Echocord · Jubilee Comp
Various Artists
En voyant arriver dans la boîte aux lettres de notre siège social (situé le long d'une plage mexicaine) la nouvelle compilation du label Echocord, on s'est rapidement dit que sans même l'avoir écoutée on pouvait vous la décrire de manière presque fidèle. C'est d'ailleurs un peu triste quand on connaît la grandeur de cette structure dans l'inconscient des amateurs de techno de tous bords, et de la mouvance deep/dub en particulier. En même temps, être la figure de proue d'un genre musical qui se mord la queue tient autant de la gloire que de la pénitence : impossible de passer à côté, ni de son statut, ni de ses défauts. On va sans doute passer pour des hérétiques sans nom auprès de tous les fans de dub-techno/deep techno mais on a hésité à chroniquer cette disquette. Trop de phrases cent fois ressassées, trop de clichés musicaux, trop de perfection deep.

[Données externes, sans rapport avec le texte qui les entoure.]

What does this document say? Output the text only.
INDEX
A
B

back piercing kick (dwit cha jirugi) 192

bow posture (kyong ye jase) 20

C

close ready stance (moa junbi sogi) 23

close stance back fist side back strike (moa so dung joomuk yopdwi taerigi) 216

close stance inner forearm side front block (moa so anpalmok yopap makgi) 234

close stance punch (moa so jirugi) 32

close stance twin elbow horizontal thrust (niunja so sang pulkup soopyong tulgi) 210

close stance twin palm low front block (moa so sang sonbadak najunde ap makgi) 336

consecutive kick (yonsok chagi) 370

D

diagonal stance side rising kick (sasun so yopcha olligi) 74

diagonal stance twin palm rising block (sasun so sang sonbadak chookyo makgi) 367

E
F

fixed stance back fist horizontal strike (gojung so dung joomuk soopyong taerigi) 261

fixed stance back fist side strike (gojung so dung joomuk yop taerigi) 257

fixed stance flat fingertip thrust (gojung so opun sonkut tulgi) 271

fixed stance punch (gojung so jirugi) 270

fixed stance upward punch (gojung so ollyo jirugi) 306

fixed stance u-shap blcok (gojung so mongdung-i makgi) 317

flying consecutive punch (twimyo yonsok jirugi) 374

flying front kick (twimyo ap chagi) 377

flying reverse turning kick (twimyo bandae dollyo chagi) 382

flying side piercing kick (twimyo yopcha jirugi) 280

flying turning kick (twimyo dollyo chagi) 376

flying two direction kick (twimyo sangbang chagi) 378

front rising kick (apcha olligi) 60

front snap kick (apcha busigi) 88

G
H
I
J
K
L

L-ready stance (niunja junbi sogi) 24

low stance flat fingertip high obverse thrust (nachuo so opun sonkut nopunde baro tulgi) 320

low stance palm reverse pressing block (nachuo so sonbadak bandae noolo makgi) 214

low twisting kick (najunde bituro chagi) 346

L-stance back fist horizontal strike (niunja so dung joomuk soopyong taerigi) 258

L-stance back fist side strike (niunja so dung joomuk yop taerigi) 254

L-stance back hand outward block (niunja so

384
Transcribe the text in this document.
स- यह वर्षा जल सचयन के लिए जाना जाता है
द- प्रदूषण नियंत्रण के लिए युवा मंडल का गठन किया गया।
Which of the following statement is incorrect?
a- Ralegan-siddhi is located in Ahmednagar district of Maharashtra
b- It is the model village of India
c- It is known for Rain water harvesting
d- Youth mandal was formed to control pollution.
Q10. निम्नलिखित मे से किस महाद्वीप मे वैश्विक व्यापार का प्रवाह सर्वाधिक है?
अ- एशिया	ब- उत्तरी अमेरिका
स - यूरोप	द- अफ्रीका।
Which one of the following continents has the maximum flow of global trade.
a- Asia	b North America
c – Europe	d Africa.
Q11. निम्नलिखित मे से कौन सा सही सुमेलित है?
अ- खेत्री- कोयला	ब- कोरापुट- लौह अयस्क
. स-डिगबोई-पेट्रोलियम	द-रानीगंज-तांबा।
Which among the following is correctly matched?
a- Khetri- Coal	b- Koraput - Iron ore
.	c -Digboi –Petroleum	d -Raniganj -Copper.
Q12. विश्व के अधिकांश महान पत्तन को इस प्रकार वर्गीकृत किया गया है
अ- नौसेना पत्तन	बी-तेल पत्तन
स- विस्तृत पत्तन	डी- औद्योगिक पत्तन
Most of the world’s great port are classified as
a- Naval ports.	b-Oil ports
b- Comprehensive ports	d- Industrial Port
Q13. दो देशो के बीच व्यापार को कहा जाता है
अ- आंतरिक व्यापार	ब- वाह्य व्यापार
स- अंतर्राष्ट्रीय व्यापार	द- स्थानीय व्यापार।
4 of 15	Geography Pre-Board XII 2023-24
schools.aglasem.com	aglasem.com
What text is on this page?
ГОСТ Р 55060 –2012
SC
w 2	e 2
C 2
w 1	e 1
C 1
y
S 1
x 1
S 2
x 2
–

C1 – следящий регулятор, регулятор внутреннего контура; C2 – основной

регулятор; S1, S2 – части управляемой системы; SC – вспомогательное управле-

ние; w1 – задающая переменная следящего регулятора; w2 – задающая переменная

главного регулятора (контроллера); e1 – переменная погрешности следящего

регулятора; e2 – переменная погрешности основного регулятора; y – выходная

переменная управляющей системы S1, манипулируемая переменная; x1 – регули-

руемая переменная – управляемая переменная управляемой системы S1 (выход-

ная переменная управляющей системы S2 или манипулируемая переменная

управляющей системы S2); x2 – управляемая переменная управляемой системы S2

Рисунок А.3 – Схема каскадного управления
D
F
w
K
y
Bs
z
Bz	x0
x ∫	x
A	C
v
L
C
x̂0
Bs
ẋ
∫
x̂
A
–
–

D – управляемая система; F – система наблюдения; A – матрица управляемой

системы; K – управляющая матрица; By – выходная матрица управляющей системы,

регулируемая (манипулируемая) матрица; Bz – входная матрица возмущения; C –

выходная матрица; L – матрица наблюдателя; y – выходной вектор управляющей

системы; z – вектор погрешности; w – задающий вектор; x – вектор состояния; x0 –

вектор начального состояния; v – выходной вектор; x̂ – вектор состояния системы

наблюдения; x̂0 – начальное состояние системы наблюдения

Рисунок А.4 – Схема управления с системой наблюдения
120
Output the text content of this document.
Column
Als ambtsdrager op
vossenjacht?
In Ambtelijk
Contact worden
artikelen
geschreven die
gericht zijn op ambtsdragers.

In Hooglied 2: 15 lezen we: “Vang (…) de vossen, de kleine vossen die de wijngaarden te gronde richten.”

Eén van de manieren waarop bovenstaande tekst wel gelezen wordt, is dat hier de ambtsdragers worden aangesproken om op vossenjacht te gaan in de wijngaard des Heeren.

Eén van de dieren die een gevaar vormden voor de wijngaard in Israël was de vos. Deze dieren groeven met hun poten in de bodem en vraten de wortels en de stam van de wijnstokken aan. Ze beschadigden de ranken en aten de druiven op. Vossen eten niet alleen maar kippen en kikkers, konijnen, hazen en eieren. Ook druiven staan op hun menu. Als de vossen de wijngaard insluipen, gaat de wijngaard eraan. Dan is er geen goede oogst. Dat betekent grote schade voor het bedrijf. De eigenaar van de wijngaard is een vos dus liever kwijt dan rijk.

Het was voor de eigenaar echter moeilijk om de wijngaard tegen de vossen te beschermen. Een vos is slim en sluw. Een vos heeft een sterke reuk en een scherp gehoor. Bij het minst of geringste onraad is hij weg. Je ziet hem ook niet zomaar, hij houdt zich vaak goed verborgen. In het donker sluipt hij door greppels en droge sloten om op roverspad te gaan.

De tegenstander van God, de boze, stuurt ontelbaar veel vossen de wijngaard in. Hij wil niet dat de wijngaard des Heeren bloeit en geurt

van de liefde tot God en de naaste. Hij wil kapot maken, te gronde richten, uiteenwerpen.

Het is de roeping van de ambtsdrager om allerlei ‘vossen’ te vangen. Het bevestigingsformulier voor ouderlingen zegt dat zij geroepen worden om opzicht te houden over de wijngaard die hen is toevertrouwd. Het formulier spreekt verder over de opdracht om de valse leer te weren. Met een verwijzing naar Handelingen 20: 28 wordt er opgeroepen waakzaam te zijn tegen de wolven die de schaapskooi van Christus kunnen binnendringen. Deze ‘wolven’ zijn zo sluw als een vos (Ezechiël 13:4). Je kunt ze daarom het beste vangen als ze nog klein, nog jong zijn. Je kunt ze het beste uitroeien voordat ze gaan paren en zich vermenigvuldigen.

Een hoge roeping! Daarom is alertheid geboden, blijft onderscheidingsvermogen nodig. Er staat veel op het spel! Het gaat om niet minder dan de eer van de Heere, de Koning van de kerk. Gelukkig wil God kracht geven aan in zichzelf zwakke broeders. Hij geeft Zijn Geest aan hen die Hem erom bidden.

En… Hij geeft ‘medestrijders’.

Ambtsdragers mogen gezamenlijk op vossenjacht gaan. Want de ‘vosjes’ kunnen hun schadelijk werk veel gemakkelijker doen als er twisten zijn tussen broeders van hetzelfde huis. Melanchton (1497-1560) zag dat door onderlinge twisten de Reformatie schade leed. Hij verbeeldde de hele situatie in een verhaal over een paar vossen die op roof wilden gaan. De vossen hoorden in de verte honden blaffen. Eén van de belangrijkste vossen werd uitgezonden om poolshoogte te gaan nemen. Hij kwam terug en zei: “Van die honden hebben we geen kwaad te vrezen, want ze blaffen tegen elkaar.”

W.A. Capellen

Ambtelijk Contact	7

Surtout que les nombreux fans du label n'ont pas besoin de nous pour se diriger vers cette plaque. Et puis merde, un jubilé ça n'arrive que toutes les cinquante sorties, il fallait qu'on soit sûr de notre coup. C'est alors que, toujours sur notre plage au Mexique, cette compilation a fini sur les platines de notre soundsystem géant. Et là : grosse claque, scampis à terre et regards comme des sous-tasses.
C'est à croire que les Danois ont entendu nos prières: exit le scrutement chiant des abysses sous-marines sur fond de kicks techno étouffés et de claviers oppressants, ils ont enfin compris qu'il n'était pas nécessaire d'aller s'enterrer à huit cent mètres sous le niveau de l'eau pour faire de la belle musique. Comme par magie, et surtout en faisant plus simple, les dix producteurs présents ont su faire de ces dix titres une compilation absolument succulente – pas autant que mes scampis à présent remplis de sable mais quand même. Tous les titres s'unissent avec une vigueur qu'on n'imaginait plus: Fluxion attaque avec une composition sortie d'outre-tombe, qui retrouve son kick 4/4 après avoir lutté contre une ambient sibylline; Quantec posera des bases conventionnelles mais solides pour annoncer un Deadbeat tapant dans une veine percussive comme au temps de son génial Roots And Wire. Puis il y a cet enchaînement presque illégal tant la qualité est partout présente : Onmutu Mechanicks, Brendon Moeller, Luke Hess, Resoe, Stephen Hitchell – dont le « For Convextion » rappelle parfois le « Jaguar » de Dj Rolando – Fenin et enfin Mikkel Metal, rien ne se perdra plus jusqu'à la fin. Plus les titres avancent, plus on monte dans les tours.
Echocord relance l'idée du clubbing techno à base d'eau salée, de plaines arctiques et d'ambiances deep as fuck. Sauf qu'il y a ici assez de tension pour tenir debout une centaine de mecs prêt à danser comme des morts de faim pour un bout de mie. Non pas qu'on préfère Jack Sparrow au Capitaine Cousteau, mais on préfère les hippocampes avec un casque sur la tête et un trident en main. Il a suffit à ce merveilleux label d'émerger quelque peu la tête hors de l'eau pour qu'il retrouve soudainement une splendeur qu'on avait peur d'avoir perdu, la faute à trop de rêveries sous perfusion.